Grâce à un professeur d’histoire qui vient de publier un livre essentiel sur “l’école, la jeunesse française et la République”. Dans cet essai vivifiant, sans œillères, bien écrit, documenté et littéraire, Iannis Roder, historien et enseignant dans un collège de Saint-Denis, pose les diagnostics. Ils sont terribles : oui la jeunesse a du mal à partager l’idéal commun de la République, oui un islamisme politique tente de déstabiliser notre école, oui les inégalités sociales et géographiques fournissent un terreau pour cet islamisme.

Mais Roder ne se contente pas de ces constats : il pose les jalons de la façon dont l’école de la République peut très rapidement en revalorisant le rôle des enseignants et aussi en les formant mieux redevenir un récit collectif mobilisateur et émancipateur.

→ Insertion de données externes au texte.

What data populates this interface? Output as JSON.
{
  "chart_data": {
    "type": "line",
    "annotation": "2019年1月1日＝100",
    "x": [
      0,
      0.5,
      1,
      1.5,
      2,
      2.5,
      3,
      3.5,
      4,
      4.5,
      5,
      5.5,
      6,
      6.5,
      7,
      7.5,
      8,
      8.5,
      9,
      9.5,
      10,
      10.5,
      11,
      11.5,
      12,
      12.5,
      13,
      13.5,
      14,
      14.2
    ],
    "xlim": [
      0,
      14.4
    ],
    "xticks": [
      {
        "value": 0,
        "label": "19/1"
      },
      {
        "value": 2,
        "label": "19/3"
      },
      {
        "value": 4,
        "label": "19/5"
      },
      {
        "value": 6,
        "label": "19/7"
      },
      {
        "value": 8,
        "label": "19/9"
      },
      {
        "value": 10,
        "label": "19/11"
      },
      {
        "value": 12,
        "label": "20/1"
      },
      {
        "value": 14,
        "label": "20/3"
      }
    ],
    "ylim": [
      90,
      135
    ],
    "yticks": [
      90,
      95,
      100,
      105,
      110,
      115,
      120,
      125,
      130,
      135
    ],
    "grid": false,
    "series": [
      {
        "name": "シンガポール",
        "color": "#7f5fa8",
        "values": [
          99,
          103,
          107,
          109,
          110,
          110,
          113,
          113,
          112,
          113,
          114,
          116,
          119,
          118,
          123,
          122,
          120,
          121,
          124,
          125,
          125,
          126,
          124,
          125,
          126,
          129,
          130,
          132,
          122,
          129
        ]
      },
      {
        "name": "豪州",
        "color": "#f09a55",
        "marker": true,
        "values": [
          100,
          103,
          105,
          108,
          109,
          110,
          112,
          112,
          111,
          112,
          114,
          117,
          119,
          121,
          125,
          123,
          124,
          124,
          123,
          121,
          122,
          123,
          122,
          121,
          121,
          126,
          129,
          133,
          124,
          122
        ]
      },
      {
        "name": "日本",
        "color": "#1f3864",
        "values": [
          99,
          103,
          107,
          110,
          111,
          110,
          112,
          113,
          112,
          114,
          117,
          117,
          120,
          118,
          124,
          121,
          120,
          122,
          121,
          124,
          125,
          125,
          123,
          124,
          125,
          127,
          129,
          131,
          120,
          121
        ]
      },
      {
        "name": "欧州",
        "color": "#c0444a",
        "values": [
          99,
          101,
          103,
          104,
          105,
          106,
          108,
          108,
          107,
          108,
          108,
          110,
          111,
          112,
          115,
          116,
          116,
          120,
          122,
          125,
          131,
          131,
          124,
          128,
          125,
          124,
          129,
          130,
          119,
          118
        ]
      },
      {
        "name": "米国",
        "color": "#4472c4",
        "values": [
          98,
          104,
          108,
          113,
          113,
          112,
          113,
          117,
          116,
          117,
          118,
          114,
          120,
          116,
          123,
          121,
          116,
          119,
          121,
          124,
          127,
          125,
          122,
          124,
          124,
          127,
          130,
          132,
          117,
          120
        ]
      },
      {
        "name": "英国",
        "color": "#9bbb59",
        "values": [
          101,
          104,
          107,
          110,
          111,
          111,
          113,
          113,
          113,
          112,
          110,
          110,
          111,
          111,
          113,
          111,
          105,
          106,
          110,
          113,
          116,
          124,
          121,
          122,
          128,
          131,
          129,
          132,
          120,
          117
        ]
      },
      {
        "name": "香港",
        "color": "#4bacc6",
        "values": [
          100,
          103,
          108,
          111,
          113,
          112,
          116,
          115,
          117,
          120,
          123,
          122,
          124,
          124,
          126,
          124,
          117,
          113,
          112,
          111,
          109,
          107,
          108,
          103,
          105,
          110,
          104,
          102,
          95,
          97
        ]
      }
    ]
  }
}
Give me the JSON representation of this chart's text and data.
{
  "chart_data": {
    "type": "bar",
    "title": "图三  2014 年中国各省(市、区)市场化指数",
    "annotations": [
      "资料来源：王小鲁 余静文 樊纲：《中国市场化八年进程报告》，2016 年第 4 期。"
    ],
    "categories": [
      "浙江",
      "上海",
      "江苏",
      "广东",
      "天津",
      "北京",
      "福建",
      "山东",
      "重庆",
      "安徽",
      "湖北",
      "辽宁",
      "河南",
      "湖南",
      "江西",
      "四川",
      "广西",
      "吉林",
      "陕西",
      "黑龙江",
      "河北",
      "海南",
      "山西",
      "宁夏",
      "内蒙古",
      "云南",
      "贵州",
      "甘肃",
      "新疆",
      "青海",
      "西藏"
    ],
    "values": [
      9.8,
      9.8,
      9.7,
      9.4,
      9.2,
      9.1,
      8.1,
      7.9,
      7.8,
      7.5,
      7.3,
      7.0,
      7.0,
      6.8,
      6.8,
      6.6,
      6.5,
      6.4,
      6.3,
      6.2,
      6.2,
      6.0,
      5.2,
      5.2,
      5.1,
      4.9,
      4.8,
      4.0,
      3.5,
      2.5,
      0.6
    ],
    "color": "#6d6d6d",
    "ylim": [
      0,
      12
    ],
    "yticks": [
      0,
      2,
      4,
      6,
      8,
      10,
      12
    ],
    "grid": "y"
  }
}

Faire le pari de la liberté et de l’intelligence, toujours, encore, et tout le temps. Se donner vraiment les moyens de le faire. “Émancipation laïque qui participe de l’émancipation intellectuelle et aussi sociale”, rappelait Jaurès que Roder emmène avec lui dans la réflexion. Ce livre qui mêle analyse de la situation, solutions concrètes et dialogue avec la jeunesse que Roder côtoie chaque jour, donne l’envie de se mobiliser.

Pour faire de ce chantier le seul et l’unique qui compte pour « former des citoyens » et ne plus avoir à faire des récits collectifs des attentats.

L’urgence est là. Il est temps d’y répondre tous ensemble.